Fri Nov 11, 2022, 06:26 PM
Nov 2022

Your grandfather ditched the name Drumpf. Too German? And then there’s your new name, Trump:

For a long time afterward, all trumps were this noisy. A history of Richard I written 30 years later describes a regal scene: “They trumpyd, and her baners displaye of sylk.” When Myles Coverdale translated the Bible a century later, he described a similar scene during an ancient Judean battle: “The priests tromped with their trompettes.”

Even if they made a joyful noise, not all trumps were holy. “Trump also means, especially in British English, to, erm, break wind,” Maier told me. “That’s quite a common expression, and it’s related to trumpets as well.”

Trump has exuded this meaning for centuries. A Latin translation guide from the 1550s gave trump as a synonym for crepo, which it defined like this: “Trump or let a crackke, or fart.” (Crepo also means “to rumble,” “to resound,” and “to burst asunder,” in case you doubted what kind of trump this was.) All this trumping makes you wonder what locals think about Trump Turnberry, the current candidate’s hotel property in Scotland.

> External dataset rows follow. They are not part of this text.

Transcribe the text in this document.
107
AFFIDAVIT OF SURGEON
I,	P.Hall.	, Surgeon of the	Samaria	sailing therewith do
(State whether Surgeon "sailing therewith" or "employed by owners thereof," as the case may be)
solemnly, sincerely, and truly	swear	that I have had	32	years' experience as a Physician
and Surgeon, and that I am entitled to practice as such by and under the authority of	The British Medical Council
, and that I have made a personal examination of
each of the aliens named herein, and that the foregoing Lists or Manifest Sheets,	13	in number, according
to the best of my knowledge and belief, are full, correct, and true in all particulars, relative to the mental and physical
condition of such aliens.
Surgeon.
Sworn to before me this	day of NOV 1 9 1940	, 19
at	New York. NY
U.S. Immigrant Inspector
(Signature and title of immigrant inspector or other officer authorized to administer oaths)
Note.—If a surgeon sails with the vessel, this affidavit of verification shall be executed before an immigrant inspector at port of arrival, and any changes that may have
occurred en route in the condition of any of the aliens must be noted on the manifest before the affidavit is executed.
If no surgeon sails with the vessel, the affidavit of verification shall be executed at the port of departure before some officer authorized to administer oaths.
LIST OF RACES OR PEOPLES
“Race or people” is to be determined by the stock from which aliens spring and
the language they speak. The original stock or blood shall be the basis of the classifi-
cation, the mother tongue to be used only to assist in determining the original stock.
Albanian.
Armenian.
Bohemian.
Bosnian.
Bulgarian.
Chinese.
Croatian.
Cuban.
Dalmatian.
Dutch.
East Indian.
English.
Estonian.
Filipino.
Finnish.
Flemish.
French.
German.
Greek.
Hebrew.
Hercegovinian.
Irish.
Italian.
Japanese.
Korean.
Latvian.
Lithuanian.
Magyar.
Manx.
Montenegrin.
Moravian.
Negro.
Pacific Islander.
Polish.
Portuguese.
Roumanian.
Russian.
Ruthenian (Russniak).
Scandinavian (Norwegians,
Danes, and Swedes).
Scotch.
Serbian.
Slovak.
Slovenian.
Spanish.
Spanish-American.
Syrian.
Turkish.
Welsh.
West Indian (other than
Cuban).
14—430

https://www.theatlantic.com/technology/archive/2016/10/ave-atque-trumpe/505259/


See also trumpery:

trumpery
noun

1
a
: worthless nonsense
b
: trivial or useless articles : JUNK
a wagon loaded with household trumpery

2
archaic : tawdry finery
trumpery adjective

Trumpery derives from the Middle English trompery and ultimately from the Middle French tromper, meaning "to deceive." (You can see the meaning of this root reflected in the French phrase trompe-l'oeil-literally, "deceives the eye"-which in English refers to a style of painting with photographically realistic detail.) Trumpery first appeared in English in the mid-15th century with the meanings "deceit or fraud" (a sense that is now obsolete) and "worthless nonsense." Less than 100 years later, it was being applied to material objects of little or no value. The verb phrase trump up means "to concoct with the intent to deceive," but there is most likely no etymological connection between this phrase and trumpery.